Studio album by Elaine Paige
- Released: 17 November 1986
- Recorded: September 1986 at Good Earth Studios, London
- Genre: Christmas
- Label: WEA
- Producer: Tony Visconti

Elaine Paige chronology
| Love Hurts (1985) | Christmas (1986) | Memories: The Best Of Elaine Paige (1987) |

= Christmas (Elaine Paige album) =

Christmas is an album by Elaine Paige, released in 1986, the fifth and final album to be released on the label until the release of Piaf in 1994. The album reached number 27 in the UK album charts.
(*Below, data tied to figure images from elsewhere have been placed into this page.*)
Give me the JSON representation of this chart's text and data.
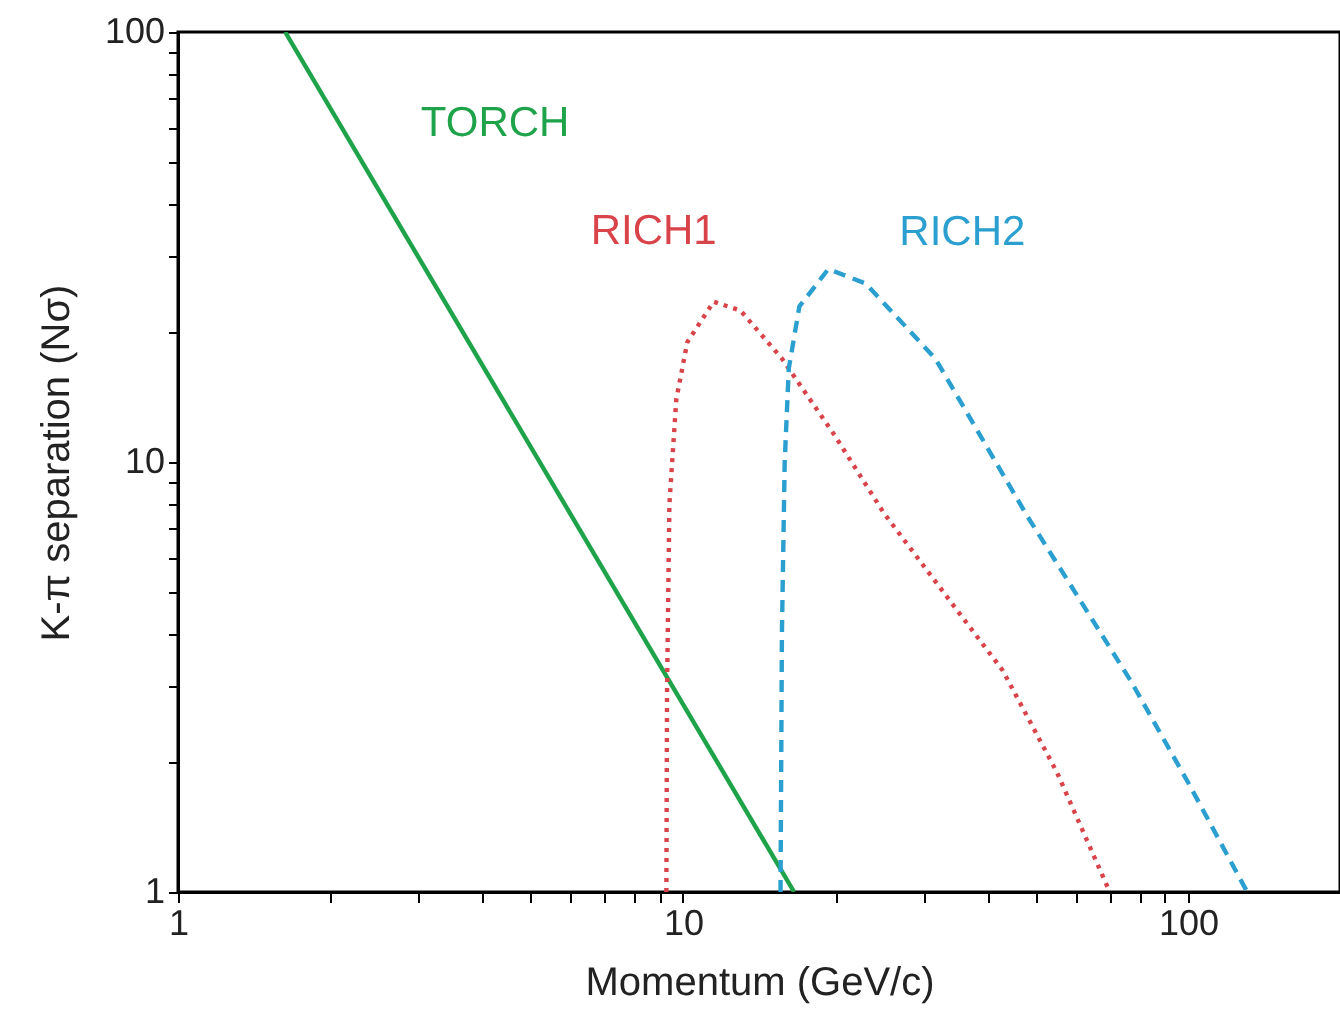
{
  "chart_data": {
    "type": "line",
    "xlabel": "Momentum  (GeV/c)",
    "ylabel": "K-π separation  (Nσ)",
    "log": "xy",
    "grid": false,
    "xlim": [
      1,
      200
    ],
    "ylim": [
      1,
      100
    ],
    "xticks": [
      1,
      {
        "value": 2,
        "label": null
      },
      {
        "value": 3,
        "label": null
      },
      {
        "value": 4,
        "label": null
      },
      {
        "value": 5,
        "label": null
      },
      {
        "value": 6,
        "label": null
      },
      {
        "value": 7,
        "label": null
      },
      {
        "value": 8,
        "label": null
      },
      {
        "value": 9,
        "label": null
      },
      10,
      {
        "value": 20,
        "label": null
      },
      {
        "value": 30,
        "label": null
      },
      {
        "value": 40,
        "label": null
      },
      {
        "value": 50,
        "label": null
      },
      {
        "value": 60,
        "label": null
      },
      {
        "value": 70,
        "label": null
      },
      {
        "value": 80,
        "label": null
      },
      {
        "value": 90,
        "label": null
      },
      100
    ],
    "yticks": [
      1,
      {
        "value": 2,
        "label": null
      },
      {
        "value": 3,
        "label": null
      },
      {
        "value": 4,
        "label": null
      },
      {
        "value": 5,
        "label": null
      },
      {
        "value": 6,
        "label": null
      },
      {
        "value": 7,
        "label": null
      },
      {
        "value": 8,
        "label": null
      },
      {
        "value": 9,
        "label": null
      },
      10,
      {
        "value": 20,
        "label": null
      },
      {
        "value": 30,
        "label": null
      },
      {
        "value": 40,
        "label": null
      },
      {
        "value": 50,
        "label": null
      },
      {
        "value": 60,
        "label": null
      },
      {
        "value": 70,
        "label": null
      },
      {
        "value": 80,
        "label": null
      },
      {
        "value": 90,
        "label": null
      },
      100
    ],
    "series": [
      {
        "name": "TORCH",
        "color": "#1fa34a",
        "line_style": "solid",
        "x": [
          1.63,
          16.6
        ],
        "values": [
          100,
          1
        ]
      },
      {
        "name": "RICH1",
        "color": "#d9434a",
        "line_style": "dotted",
        "x": [
          9.27,
          9.3,
          9.4,
          9.7,
          10.2,
          11.5,
          13,
          15.7,
          20,
          25,
          35,
          43,
          55,
          70
        ],
        "values": [
          1,
          3,
          8,
          14,
          19,
          23.6,
          22.5,
          17.4,
          11.5,
          7.6,
          4.5,
          3.27,
          1.9,
          1
        ]
      },
      {
        "name": "RICH2",
        "color": "#2b9fd0",
        "line_style": "dashed",
        "x": [
          15.6,
          15.7,
          15.9,
          16.2,
          17,
          19.4,
          23,
          31.6,
          48,
          77,
          100,
          131
        ],
        "values": [
          1,
          4,
          10,
          16.5,
          23,
          28.1,
          26,
          17.4,
          7.5,
          3.1,
          1.8,
          1
        ]
      }
    ]
  }
}
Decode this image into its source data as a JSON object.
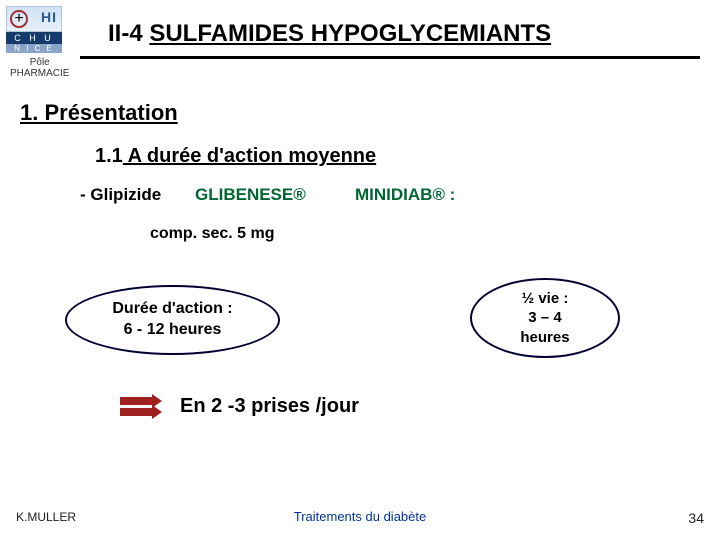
{
  "logo": {
    "hi": "HI",
    "plus": "+",
    "mid": "C H U",
    "bot": "N I C E"
  },
  "pole": {
    "l1": "Pôle",
    "l2": "PHARMACIE"
  },
  "title": {
    "prefix": "II-4 ",
    "main": "SULFAMIDES HYPOGLYCEMIANTS"
  },
  "section1": "1. Présentation",
  "section11": {
    "prefix": "1.1",
    "text": " A durée d'action moyenne"
  },
  "drug": "- Glipizide",
  "brand1": "GLIBENESE®",
  "brand2": "MINIDIAB®  :",
  "comp": "comp. sec. 5 mg",
  "ellipse1": {
    "l1": "Durée d'action :",
    "l2": "6 - 12 heures"
  },
  "ellipse2": {
    "l1": "½ vie :",
    "l2": "3 – 4",
    "l3": "heures"
  },
  "prises": "En 2 -3 prises /jour",
  "footer": {
    "left": "K.MULLER",
    "center": "Traitements du diabète",
    "num": "34"
  },
  "colors": {
    "brand": "#006633",
    "ellipseBorder": "#000033",
    "arrow": "#a02020",
    "footerCenter": "#003399"
  }
}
The album was re-issued on CD in 2006.

It was the fourth and last of Paige's albums to be produced by Tony Visconti, after Stage (1983), Cinema (1984) and Love Hurts (1985).
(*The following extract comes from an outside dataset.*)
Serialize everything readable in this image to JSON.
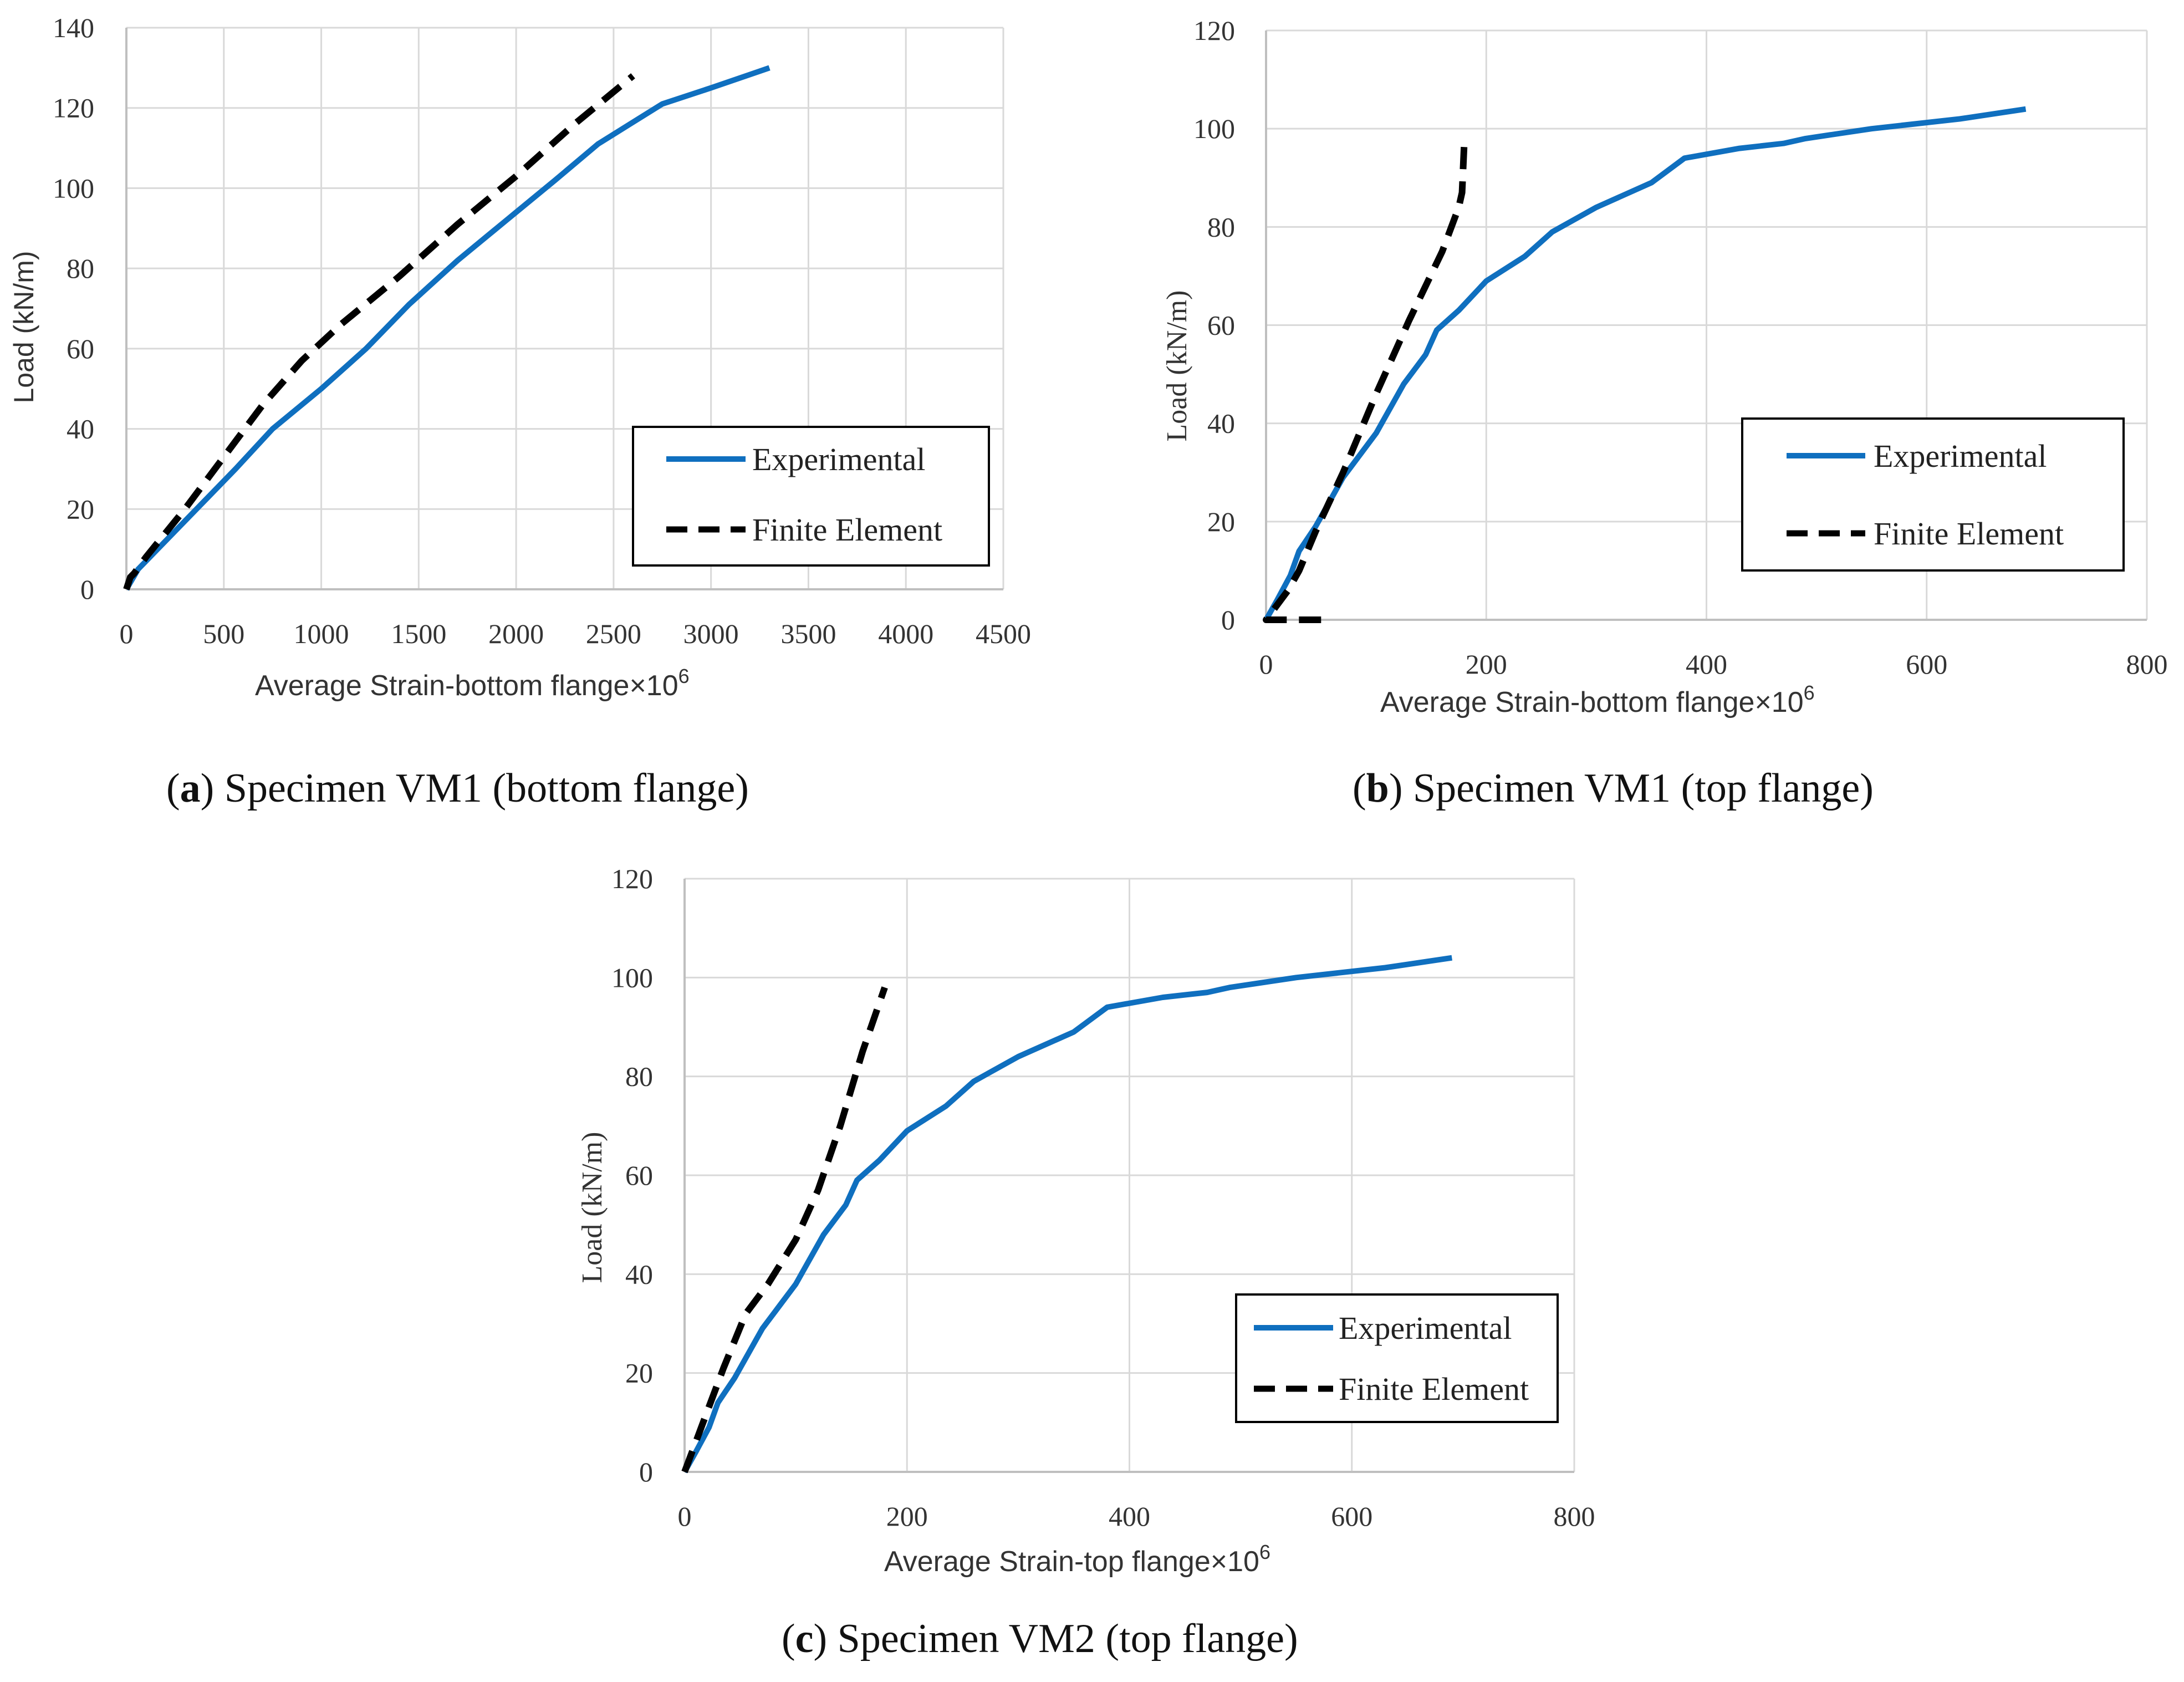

The album was recorded at Visconti's Good Earth Studios in September 1986. In contrast to Paige's musical theatre background, a feature of all her Visconti-produced recordings is the pop arrangements.
"Ave Maria" had been recorded and released as a single in 1982, it was also included on the 2-CD set Save The Children - Christmas Carols and Festive Songs in 1988.
"A Winter's Tale" was written by Wombles producer Mike Batt and Paige's then partner, lyricist Tim Rice and had been originally recorded by David Essex. Rice also contributed a voiceover as Santa on the final track. Tommy Körberg who, in 1986, was starring alongside Paige in the London production of Chess performed the Bing Crosby part on "Peace On Earth/Little Drummer Boy".
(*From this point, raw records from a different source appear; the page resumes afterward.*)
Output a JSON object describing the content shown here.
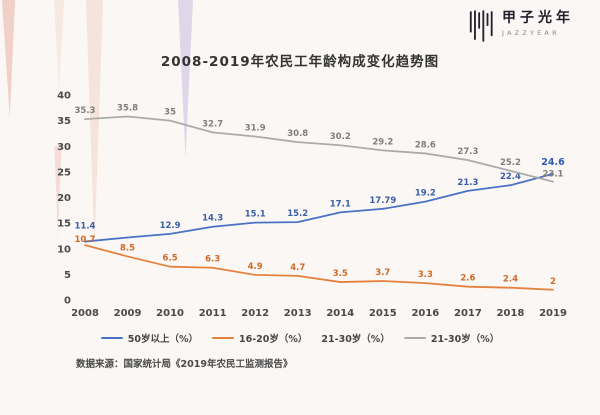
{
  "logo": {
    "name": "甲子光年",
    "subtitle": "JAZZYEAR"
  },
  "title": "2008-2019年农民工年龄构成变化趋势图",
  "footer": "数据来源：国家统计局《2019年农民工监测报告》",
  "chart_data": {
    "type": "line",
    "title": "2008-2019年农民工年龄构成变化趋势图",
    "x": [
      "2008",
      "2009",
      "2010",
      "2011",
      "2012",
      "2013",
      "2014",
      "2015",
      "2016",
      "2017",
      "2018",
      "2019"
    ],
    "ylim": [
      0,
      40
    ],
    "yticks": [
      0,
      5,
      10,
      15,
      20,
      25,
      30,
      35,
      40
    ],
    "grid": false,
    "legend_position": "bottom",
    "series": [
      {
        "name": "50岁以上（%）",
        "color": "#4a72c4",
        "label_color": "#3a5ea8",
        "values": [
          11.4,
          12.2,
          12.9,
          14.3,
          15.1,
          15.2,
          17.1,
          17.79,
          19.2,
          21.3,
          22.4,
          24.6
        ],
        "labels": [
          "11.4",
          null,
          "12.9",
          "14.3",
          "15.1",
          "15.2",
          "17.1",
          "17.79",
          "19.2",
          "21.3",
          "22.4",
          "24.6"
        ]
      },
      {
        "name": "16-20岁（%）",
        "color": "#e5813e",
        "label_color": "#d06a28",
        "values": [
          10.7,
          8.5,
          6.5,
          6.3,
          4.9,
          4.7,
          3.5,
          3.7,
          3.3,
          2.6,
          2.4,
          2
        ],
        "labels": [
          "10.7",
          "8.5",
          "6.5",
          "6.3",
          "4.9",
          "4.7",
          "3.5",
          "3.7",
          "3.3",
          "2.6",
          "2.4",
          "2"
        ]
      },
      {
        "name": "21-30岁（%）",
        "color": "#ababab",
        "label_color": "#7f7f7f",
        "values": [
          35.3,
          35.8,
          35,
          32.7,
          31.9,
          30.8,
          30.2,
          29.2,
          28.6,
          27.3,
          25.2,
          23.1
        ],
        "labels": [
          "35.3",
          "35.8",
          "35",
          "32.7",
          "31.9",
          "30.8",
          "30.2",
          "29.2",
          "28.6",
          "27.3",
          "25.2",
          "23.1"
        ]
      }
    ],
    "legend": [
      {
        "label": "50岁以上（%）",
        "color": "#4a72c4"
      },
      {
        "label": "16-20岁（%）",
        "color": "#e5813e"
      },
      {
        "label": "21-30岁（%）",
        "color": "transparent"
      },
      {
        "label": "21-30岁（%）",
        "color": "#ababab"
      }
    ]
  }
}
The album cover artwork featured Paige in a fake fur stole decorated with mistletoe. The reverse cover showed another 12 shots from the photoshoot where Paige makes a variety of humorous poses.

==Track listing==

1. "Walking in the Air" - 3.29 (Howard Blake)
2. "Peace on Earth" - 3.01 (Buz Kohan, Larry Grossman, Ian Fraser) / The Little Drummer Boy (Harry Simeone, Henry V. Onorati, Katherine K. Davis)
3. "The Little Drummer Boy"
4. "Father Christmas Eyes" - 4.36 (Julia Downes, Johnny Warman, Don Black)
5. "Ave Maria" - 3.52 (Charles Gounod)
6. "Wishin' On a Star" - 3.52 (Billie Calvin)
7. "Santa Claus is Coming to Town" - 2.50 (Haven Gillespie, J. Fred Coots)
8. "Coventry Carol" - 2.28 (Traditional)
9. "The Coldest Night of the Year (Incredible Phat)" - 4.45 (Jimmy Webb)
10. "Light of the Stable" - 3.06 (Steve Rhymer, Elizabeth Rhymer)
11. "I Believe in Father Christmas" - 3.28 (Greg Lake, Peter Sinfield)
12. "A Winter's Tale" - 3.58 (Mike Batt, Tim Rice)
13. "Thirty-Two Feet and Eight Little Tails" - 0.51 (John Redmond, James Cavanaugh, Frank Weldon)

== Personnel ==

=== Musicians ===
- Elaine Paige - vocals
- Mel Collins - tenor saxophone
- Mitch Dalton - guitars
- Mary Hopkin - backing vocals
- Mini Pops (Richard Agg, Kelly East, Paul Hardy, Zoe Hart, Robin Wilson, Jessica Visconti) - backing vocals
- Steve Pearce - bass guitar
- Tim Rice - Santa voiceover on "Thirty-Two Feet and Eight Little Tails"
- Robin Smith - musical director, keyboards
- Ali Thomson - backing vocals
- Graham Ward - drums
- Mari Wilson - backing vocals

The Astarte Orchestra was led by Gavyn Wright

===Production===
- Producer and Mixer - Tony Visconti
- Mixer - Sid Wells
- Assistant Engineer - Sam Smith
- Orchestral Arrangements and "Coventry Carol" Arrangement - Robin Smith
- Strings Arrangements - Tony Visconti
- "Ave Maria" Producer and Arranger - Mike Batt

==Charts==

| Chart (1986) | Peak position |
|---|---|
| UK Albums (OCC) | 27 |

==Certifications and sales==

| Region | Certification | Certified units/sales |
| United Kingdom (BPI) | Gold | 100,000^{^} |
^{^} Shipments figures based on certification alone.